Нужно быть готовым и к тому, что процесс оформления опеки очень непростой. Органы внимательно изучают досье усыновителей, твою семью, проводят около двенадцати интервью. Причем не только с тобой, но и с остальными членами семьи. Если, например, раньше у тебя были отношения, пусть даже сорок лет назад, — они всё равно найдут твоего партнера и опросят его.

Возникает ощущение, что эти люди вспарывают твою жизнь, пока ты сам около полугода пребываешь на постоянном допросе. Но и дети проходят проверку, прежде чем попасть в семью.

Органы надзора дают подробные рекомендации: через что прошел ребенок, каким был его опыт. Опекун может сказать: «Я не справлюсь». Это абсолютно нормально.

Мои собственные дети уже выросли и покинули дом, так что у нас остался только один мальчик, и мы надеемся взять еще ребенка.

В семье усыновителей, как и в любой другой, преследуются простые и понятные цели: стабильность, гармония и постоянство. Разница в том, что в обычных семьях эти ценности и уклад формируются априори, а роли распределены заранее. В приемных же семьях, говорит Кирк, где традиции устанавливаются лишь со временем, имеет место «ролевой гандикап» (role handicap) — комплекс социальных и психологических реакций, которые затрудняют процесс развития и приспособления человека. Поэтому большое значение на первом этапе приобретают навыки межличностного общения.

Умение испытывать эмпатию, говорить с ребенком о его происхождении как о чем-то нормальном и естественном — хороший зачин для сказки со счастливым концом.

Эти навыки укладываются в паттерн признания различий, примером которого стала история Келли.
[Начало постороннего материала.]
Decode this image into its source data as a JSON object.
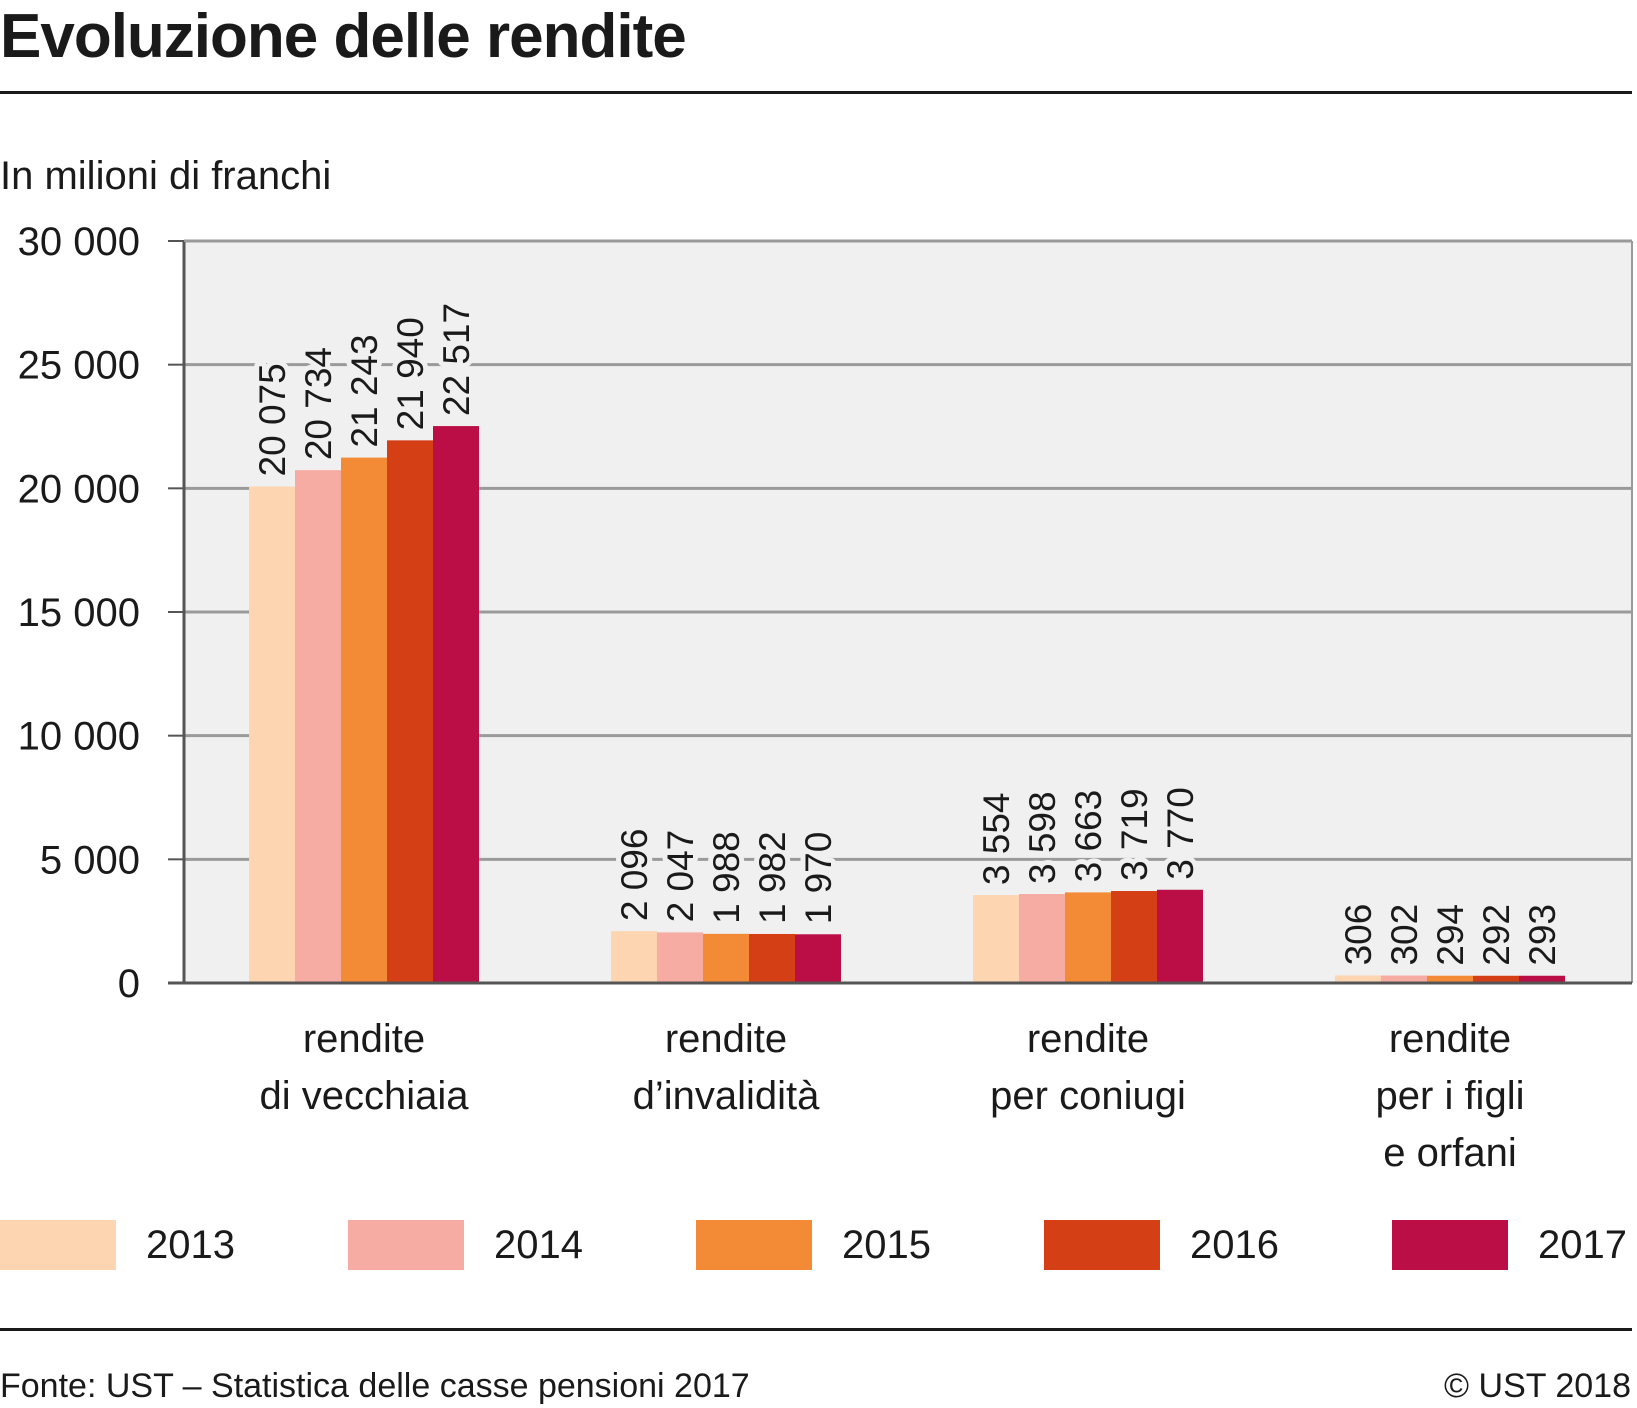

Через неделю после интервью мы созвонились с Ксенией. Она рассказала о недавней встрече с девочками, о том, как пригласила Катю и Марину отметить с ними свой день рождения. Скромно, как и раньше, — сходили в «Макдоналдс», прошлись по магазинам:

«Накупили опять кроссовок, футболок… Я давно заметила, что за всё время проживания отдельно они даже нижнего белья себе не купили, не говоря уже о чем-то другом».